I think that in this particular case, if you only need a one-term search, my initial example with the inflector helper is actually best, because it gives you only those docs that contain the term or its plural or its Saxon genitive. Here is an example:
SELECT *, MATCH (body) AGAINST( 'form forms form\'s forms\'' IN BOOLEAN MODE ) AS score FROM test_searches;
+----+-------------------------------------------------------------------------------------+-------+
| id | body | score |
+----+-------------------------------------------------------------------------------------+-------+
| 1 | This is about your tax form | 2 |
| 2 | I am formulating a new theory about searching and about different forms it can take | 2 |
| 3 | what is the formula for the area of a circle? | 0 |
| 4 | New forms of life | 2 |
| 5 | some text that does not contain the word | 0 |
| 6 | irrelevant text | 0 |
| 7 | etc | 0 |
| 8 | form, form form form form | 2 |
+----+-------------------------------------------------------------------------------------+-------+
In this case “what is the formula for the area of a circle?” has a score of 0, which is to be expected because someone who’s looking for “form” is certainly not looking for “formula,” or they would type in “formula.”
However, if you were to program a generic search library you would have to use all of these techniques, and many more, and combine them into something that would give relevant results in most situations. But then what if the tables are not MyISAM tables? For instance I use only InnoDB tables in my projects to ensure data integrity and guard against orphan records and other things like that which MyISAM doesn’t support. What if the database is not MySQL but Oracle, Postage or even MongoDB (like I used in my last two projects)? Just thinking about the task only “what ifs” pop up in my mind.
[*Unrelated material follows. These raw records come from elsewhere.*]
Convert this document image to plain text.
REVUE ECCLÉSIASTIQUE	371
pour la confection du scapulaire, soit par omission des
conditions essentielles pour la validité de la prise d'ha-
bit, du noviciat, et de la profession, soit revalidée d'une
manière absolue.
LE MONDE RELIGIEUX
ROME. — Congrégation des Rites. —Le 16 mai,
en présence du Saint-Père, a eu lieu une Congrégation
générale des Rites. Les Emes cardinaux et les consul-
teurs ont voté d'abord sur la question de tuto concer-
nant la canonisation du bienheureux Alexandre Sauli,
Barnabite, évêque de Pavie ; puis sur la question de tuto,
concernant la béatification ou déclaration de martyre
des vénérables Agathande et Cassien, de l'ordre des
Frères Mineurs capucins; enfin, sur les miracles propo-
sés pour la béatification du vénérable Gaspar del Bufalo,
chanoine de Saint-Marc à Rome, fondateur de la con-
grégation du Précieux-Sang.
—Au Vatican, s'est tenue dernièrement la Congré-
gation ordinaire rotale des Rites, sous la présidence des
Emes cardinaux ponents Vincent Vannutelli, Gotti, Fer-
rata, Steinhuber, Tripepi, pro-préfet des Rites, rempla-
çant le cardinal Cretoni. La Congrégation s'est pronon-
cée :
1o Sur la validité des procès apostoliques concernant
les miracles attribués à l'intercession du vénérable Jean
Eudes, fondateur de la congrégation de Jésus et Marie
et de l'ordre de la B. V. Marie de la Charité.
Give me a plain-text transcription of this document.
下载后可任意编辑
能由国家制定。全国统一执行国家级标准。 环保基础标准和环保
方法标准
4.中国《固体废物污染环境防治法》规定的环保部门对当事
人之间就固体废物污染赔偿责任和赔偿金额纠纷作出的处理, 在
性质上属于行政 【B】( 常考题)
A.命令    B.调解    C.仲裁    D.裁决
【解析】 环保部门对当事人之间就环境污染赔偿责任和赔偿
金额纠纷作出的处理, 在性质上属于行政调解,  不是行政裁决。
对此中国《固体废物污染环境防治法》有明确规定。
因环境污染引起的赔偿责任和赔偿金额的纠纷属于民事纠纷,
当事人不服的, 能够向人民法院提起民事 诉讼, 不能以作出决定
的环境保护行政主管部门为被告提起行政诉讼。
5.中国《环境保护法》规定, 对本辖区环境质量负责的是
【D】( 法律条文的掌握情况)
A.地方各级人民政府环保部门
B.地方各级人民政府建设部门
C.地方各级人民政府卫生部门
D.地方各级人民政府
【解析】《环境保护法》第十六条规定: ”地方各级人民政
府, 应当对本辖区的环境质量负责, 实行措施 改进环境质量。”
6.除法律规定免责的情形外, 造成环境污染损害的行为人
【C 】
I do however enjoy the discussion. That’s why I pulled my glass of Pinot Noir close and I spent about an hour and a half on a Friday evening doing this experiment. 😊 Another reason is that this idea of “relevancy,” if solved in an unbiased way, has potential. So far Google’s Page Rank is the best solution to relevancy, but only inasmuch as democracy is the best solution to human society.